Dan saat itu saya hanya menjalankan perintah dari pimpinan untuk membuat usulan
karena dikabarkan ada anggaran di bagian keuangan dan rancangannya pun sudah
disiapkan oleh pihak Bapeda Kabupaten Aceh Tamiang. Oleh karenanya semua data
untuk pekerjaan yang saya usulkan tersebut, langsung di drop out dari pihak
badan anggaran ke pihak petugas anggaran di Disperindagkop Aceh Tamiang,”
katanya.
"Ironisnya,
usulan tersebut sudah ada dokumennya dan ada kesan bahwa seolah-olah dokumen
yang sudah dipersiapkan itu sebagai alat pembuktian bahwa jauh-jauh hari saya
sudah membuat usulan tentang pekerjaan yang sedang didera masalah besar ini.

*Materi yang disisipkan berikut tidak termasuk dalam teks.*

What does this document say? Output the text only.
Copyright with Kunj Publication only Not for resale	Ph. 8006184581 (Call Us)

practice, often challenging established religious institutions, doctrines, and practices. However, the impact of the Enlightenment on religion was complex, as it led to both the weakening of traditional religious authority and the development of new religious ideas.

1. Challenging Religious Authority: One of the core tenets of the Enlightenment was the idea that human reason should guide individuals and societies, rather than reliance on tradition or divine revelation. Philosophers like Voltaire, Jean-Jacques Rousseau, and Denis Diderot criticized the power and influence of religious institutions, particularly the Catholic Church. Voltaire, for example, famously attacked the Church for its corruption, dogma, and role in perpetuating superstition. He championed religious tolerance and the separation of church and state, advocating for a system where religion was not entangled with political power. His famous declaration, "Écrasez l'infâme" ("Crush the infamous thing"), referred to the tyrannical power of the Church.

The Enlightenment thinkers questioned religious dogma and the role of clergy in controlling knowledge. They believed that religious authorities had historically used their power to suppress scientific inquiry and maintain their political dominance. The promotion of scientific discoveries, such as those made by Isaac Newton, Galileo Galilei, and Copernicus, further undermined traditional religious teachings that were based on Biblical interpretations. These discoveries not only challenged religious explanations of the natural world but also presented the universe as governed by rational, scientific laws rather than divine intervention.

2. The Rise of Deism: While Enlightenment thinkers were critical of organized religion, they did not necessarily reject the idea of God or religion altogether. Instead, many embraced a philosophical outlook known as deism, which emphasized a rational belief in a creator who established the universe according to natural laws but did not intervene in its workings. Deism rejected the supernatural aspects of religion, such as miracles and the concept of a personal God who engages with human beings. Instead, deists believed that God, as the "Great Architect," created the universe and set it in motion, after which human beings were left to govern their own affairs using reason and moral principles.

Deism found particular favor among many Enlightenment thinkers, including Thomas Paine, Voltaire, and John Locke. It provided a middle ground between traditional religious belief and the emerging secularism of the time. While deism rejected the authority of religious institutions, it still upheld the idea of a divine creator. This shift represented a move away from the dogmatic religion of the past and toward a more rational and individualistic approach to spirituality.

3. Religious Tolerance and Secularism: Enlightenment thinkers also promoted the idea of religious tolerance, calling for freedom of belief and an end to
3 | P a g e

Saya membuat usulan setelah dinyatakan adanya anggaran oleh bagian keuangan
serta pihak Bapeda Aceh Tamiang. Ketentuannya, jauh-jauh hari saya harus
membuat usulan terlebih dahulu, barulah nantinya akan muncul anggaran untuk
usulan tersebut. Bukankan pekerjaan ini sangat rancu?" tanyanya serius.
Masih menurut Abdul
Hadi, biasanya untuk mengusulkan anggaran berupa pengecatan kantor ataupun
untuk perbaikan komputer rusak, sangatlah sulit prosesnya. Tapi entah kenapa
untuk anggaran yang jumlahnya sangat besar tersebut, yakni sejumlah Rp. 2,5
Milyar, sangat mudah sekali pencairannya? Siapa sesungguhnya yang telah nekad
bermain curang dalam permasalahan ini? Kita harus menganalisa tentang kapasitas
dan sistem kerja pihak Panitia Anggaran Kabupaten Aceh Tamiang. Apakah panitia
anggaran yang terdiri dari A, B, C dan seterusnya merupakan panitia beneran,
top down, ataukah hanya panitia titipan?
"Adapun keanehan
lainnya yang terlihat adalah usulan tentang permasalahan pusat pasar
tradisional di Minuran tidak pernah dibahas dalam sidang-sidang saat menuju
pencairan anggaran. Saya justru merasa curiga terhadap sikap kepedulian yang
terkesan berlebihan dari seorang Ketua DPRK Aceh Tamiang terhadap kasus ganti
rugi tanah untuk pusat pasar tradisional di Minuran. Selama ganti rugi tanah
untuk pusat pasar tradisional di Minuran tersandung masalah, Ketua DPRK Aceh
Tamiang sangat sering menelpon saya, dan selalu menanyakan tentang kabar
permasalahan tersebut. Bahkan saat sekda menggelar rapat terkait permasalahan
tersebut, Ketua DPRK Aceh Tamiang berupaya hadir walaupun tanpa ada undangan.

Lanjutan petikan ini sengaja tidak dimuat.